Selon le principe de la confiance, les déclarations de volonté qui n'ont pas été comprises de la même manière par les parties s'interprètent d'après le sens que leur destinataire pouvait et devait leur donner de bonne foi, compte tenu de l'ensemble des circonstances (ATF 116 II 345; 116 Ia 56, consid. 3b pp. 58-59; 113 II 49 consid. 1a pp. 50-51). On admettra en général que le destinataire devait se fonder sur les circonstances qu'il connaissait ou aurait dû connaître au moment de la déclaration.
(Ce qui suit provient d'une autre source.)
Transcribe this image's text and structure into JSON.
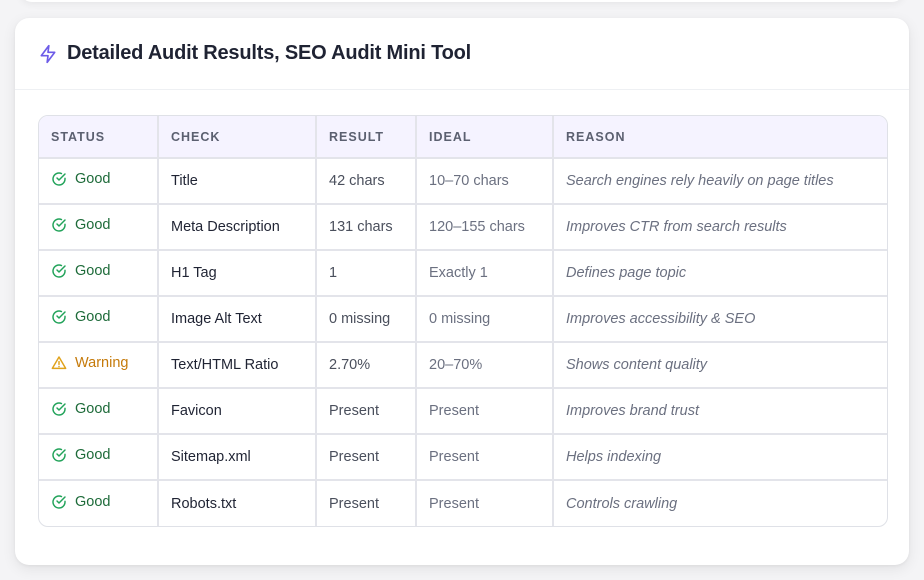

Par ailleurs, une jurisprudence constante veut que lorsqu'une clause contractuelle figurant dans des conditions générales rédigées d'avance par l'une des parties peut, en toute bonne foi, être comprise de différentes façons, ces clauses soient interprétées contre leur auteur (in dubio contra stipulatorem : ATF 115 V 264 consid. 5a p. 268; 112 V 142, consid. 4c p. 146; ATA M. du 1er décembre 1998 et les références citées).
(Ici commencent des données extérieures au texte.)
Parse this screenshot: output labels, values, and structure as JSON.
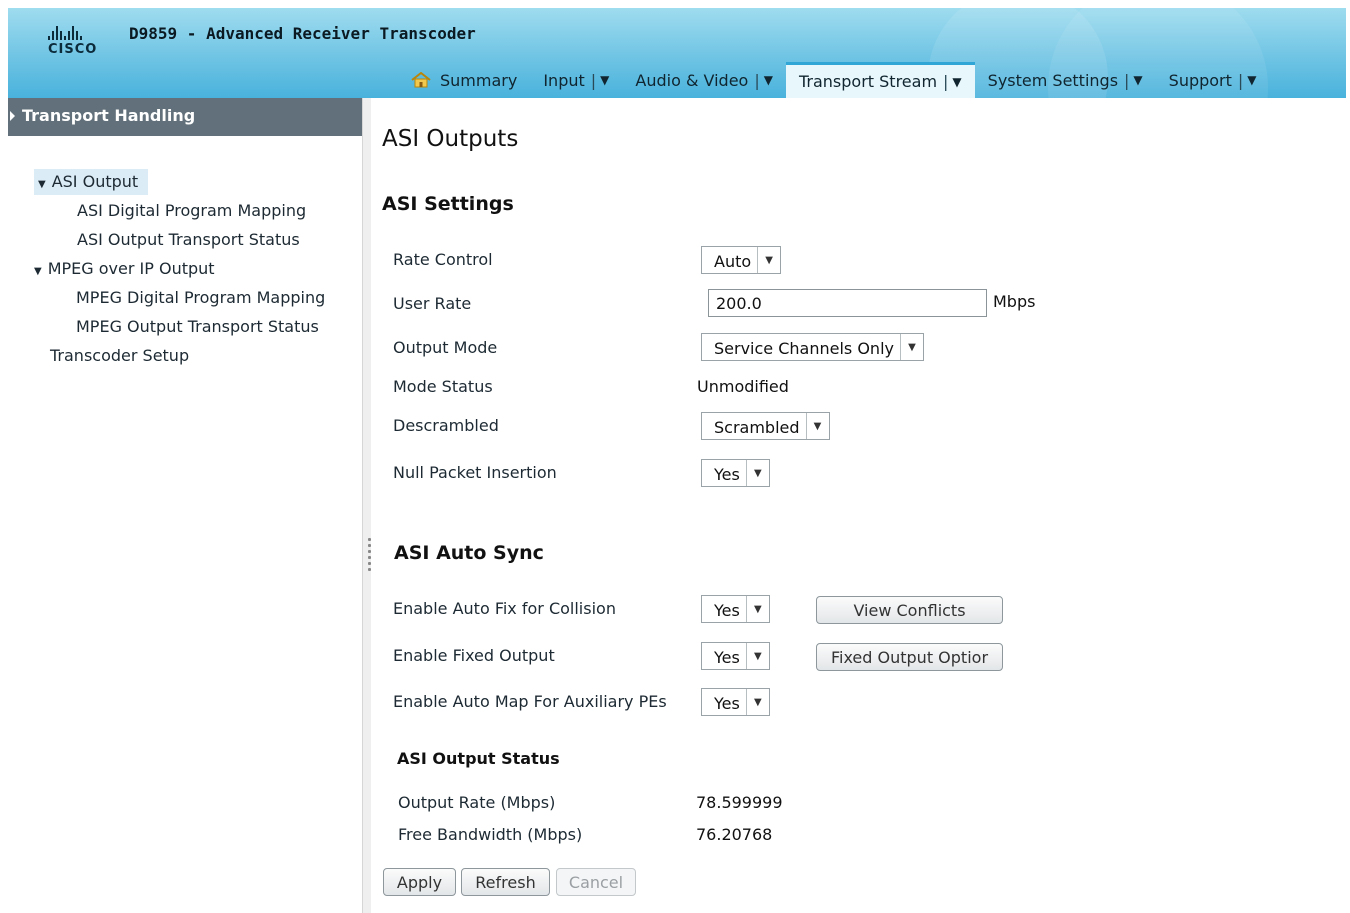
{
  "header": {
    "brand": "CISCO",
    "app_title": "D9859 - Advanced Receiver Transcoder"
  },
  "nav": {
    "items": [
      {
        "label": "Summary",
        "icon": "home-icon"
      },
      {
        "label": "Input"
      },
      {
        "label": "Audio & Video"
      },
      {
        "label": "Transport Stream",
        "active": true
      },
      {
        "label": "System Settings"
      },
      {
        "label": "Support"
      }
    ],
    "separator": "|",
    "caret": "▼"
  },
  "sidebar": {
    "title": "Transport Handling",
    "items": [
      {
        "label": "ASI Output",
        "expander": "▼",
        "selected": true
      },
      {
        "label": "ASI Digital Program Mapping"
      },
      {
        "label": "ASI Output Transport Status"
      },
      {
        "label": "MPEG over IP Output",
        "expander": "▼"
      },
      {
        "label": "MPEG Digital Program Mapping"
      },
      {
        "label": "MPEG Output Transport Status"
      },
      {
        "label": "Transcoder Setup"
      }
    ]
  },
  "main": {
    "page_title": "ASI Outputs",
    "asi_settings": {
      "title": "ASI Settings",
      "rate_control": {
        "label": "Rate Control",
        "value": "Auto"
      },
      "user_rate": {
        "label": "User Rate",
        "value": "200.0",
        "unit": "Mbps"
      },
      "output_mode": {
        "label": "Output Mode",
        "value": "Service Channels Only"
      },
      "mode_status": {
        "label": "Mode Status",
        "value": "Unmodified"
      },
      "descrambled": {
        "label": "Descrambled",
        "value": "Scrambled"
      },
      "null_packet": {
        "label": "Null Packet Insertion",
        "value": "Yes"
      }
    },
    "auto_sync": {
      "title": "ASI Auto Sync",
      "auto_fix": {
        "label": "Enable Auto Fix for Collision",
        "value": "Yes",
        "button": "View Conflicts"
      },
      "fixed_output": {
        "label": "Enable Fixed Output",
        "value": "Yes",
        "button": "Fixed Output Optior"
      },
      "auto_map": {
        "label": "Enable Auto Map For Auxiliary PEs",
        "value": "Yes"
      }
    },
    "output_status": {
      "title": "ASI Output Status",
      "output_rate": {
        "label": "Output Rate (Mbps)",
        "value": "78.599999"
      },
      "free_bandwidth": {
        "label": "Free Bandwidth (Mbps)",
        "value": "76.20768"
      }
    },
    "buttons": {
      "apply": "Apply",
      "refresh": "Refresh",
      "cancel": "Cancel"
    }
  },
  "colors": {
    "header_gradient_top": "#9fdcef",
    "header_gradient_bottom": "#49b2dc",
    "sidebar_title_bg": "#61707a",
    "selected_row_bg": "#dcecf6",
    "active_tab_border": "#2fa6d6"
  }
}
En ce qui concerne la couverture des risques dans le contrat d'assurance, les règles générales d'interprétation sont complétées par l'article 33 LCA, selon lequel l'assureur répond de tous les événements qui présentent le caractère du risque contre les conséquences duquel l'assurance a été conclue, à moins que le contrat n'exclue certains événements d'une manière précise, non équivoque.
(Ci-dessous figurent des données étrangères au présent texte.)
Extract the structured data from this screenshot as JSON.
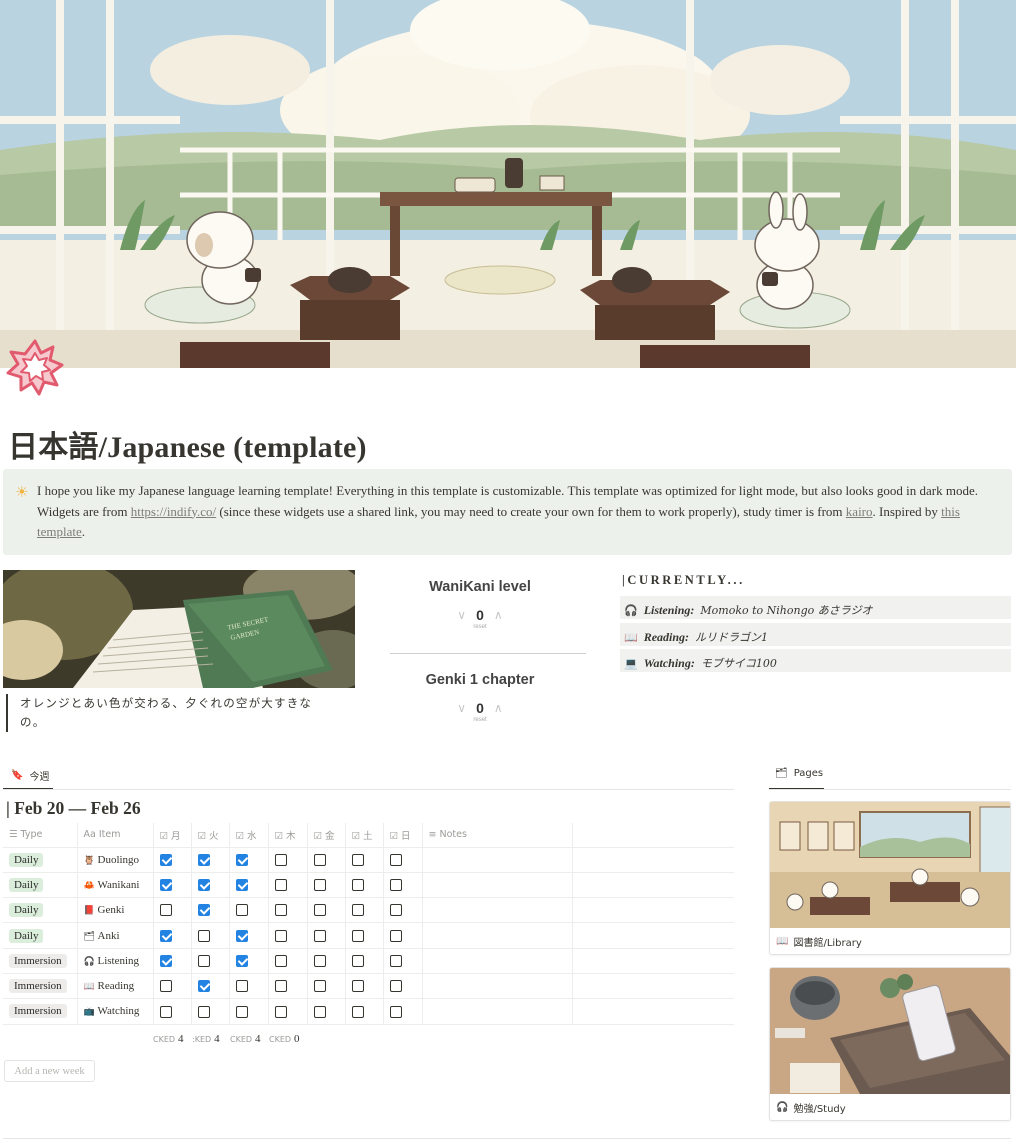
{
  "page": {
    "title": "日本語/Japanese (template)"
  },
  "callout": {
    "icon": "sun-icon",
    "text_1": "I hope you like my Japanese language learning template! Everything in this template is customizable. This template was optimized for light mode, but also looks good in dark mode. Widgets are from ",
    "link_1": "https://indify.co/",
    "text_2": " (since these widgets use a shared link, you may need to create your own for them to work properly), study timer is from ",
    "link_2": "kairo",
    "text_3": ". Inspired by ",
    "link_3": "this template",
    "text_4": "."
  },
  "quote": "オレンジとあい色が交わる、夕ぐれの空が大すきなの。",
  "counters": [
    {
      "title": "WaniKani level",
      "value": "0",
      "reset": "reset"
    },
    {
      "title": "Genki 1 chapter",
      "value": "0",
      "reset": "reset"
    }
  ],
  "currently": {
    "heading": "|CURRENTLY...",
    "items": [
      {
        "icon": "headphones-icon",
        "label": "Listening:",
        "value": "Momoko to Nihongo あさラジオ"
      },
      {
        "icon": "book-icon",
        "label": "Reading:",
        "value": "ルリドラゴン1"
      },
      {
        "icon": "laptop-icon",
        "label": "Watching:",
        "value": "モブサイコ100"
      }
    ]
  },
  "tabs": {
    "week": "今週",
    "pages": "Pages"
  },
  "week": {
    "title": "| Feb 20 — Feb 26",
    "columns": {
      "type": "Type",
      "item": "Item",
      "days": [
        "月",
        "火",
        "水",
        "木",
        "金",
        "土",
        "日"
      ],
      "notes": "Notes"
    },
    "rows": [
      {
        "type": "Daily",
        "icon": "owl-icon",
        "item": "Duolingo",
        "checks": [
          true,
          true,
          true,
          false,
          false,
          false,
          false
        ]
      },
      {
        "type": "Daily",
        "icon": "crab-icon",
        "item": "Wanikani",
        "checks": [
          true,
          true,
          true,
          false,
          false,
          false,
          false
        ]
      },
      {
        "type": "Daily",
        "icon": "textbook-icon",
        "item": "Genki",
        "checks": [
          false,
          true,
          false,
          false,
          false,
          false,
          false
        ]
      },
      {
        "type": "Daily",
        "icon": "flashcard-icon",
        "item": "Anki",
        "checks": [
          true,
          false,
          true,
          false,
          false,
          false,
          false
        ]
      },
      {
        "type": "Immersion",
        "icon": "headphones-icon",
        "item": "Listening",
        "checks": [
          true,
          false,
          true,
          false,
          false,
          false,
          false
        ]
      },
      {
        "type": "Immersion",
        "icon": "open-book-icon",
        "item": "Reading",
        "checks": [
          false,
          true,
          false,
          false,
          false,
          false,
          false
        ]
      },
      {
        "type": "Immersion",
        "icon": "tv-icon",
        "item": "Watching",
        "checks": [
          false,
          false,
          false,
          false,
          false,
          false,
          false
        ]
      }
    ],
    "counts": [
      {
        "label": "CKED",
        "value": "4"
      },
      {
        "label": ":KED",
        "value": "4"
      },
      {
        "label": "CKED",
        "value": "4"
      },
      {
        "label": "CKED",
        "value": "0"
      }
    ],
    "add_button": "Add a new week"
  },
  "pages": [
    {
      "icon": "book-icon",
      "label": "図書館/Library"
    },
    {
      "icon": "headphones-icon",
      "label": "勉強/Study"
    }
  ],
  "colors": {
    "accent_blue": "#2383e2",
    "daily_tag": "#dbeddb",
    "immersion_tag": "#eeecea",
    "callout_bg": "#edf1ec",
    "page_icon": "#e25a6e"
  }
}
Une disposition contractuelle ne sera toutefois interprétée en défaveur de l'assureur que lorsqu'il s'avère, après une interprétation soigneuse et objective, qu'elle peut de bonne foi être comprise de différentes façons (SJ 1996 p. 623).
4. Le verbe "imputer" signifie "porter en compte, appliquer à un compte déterminé". L'imputation, dans son acception financière, signifie "affectation, application d'une somme à un compte déterminé" (cf. le Petit Robert, éd. 1989).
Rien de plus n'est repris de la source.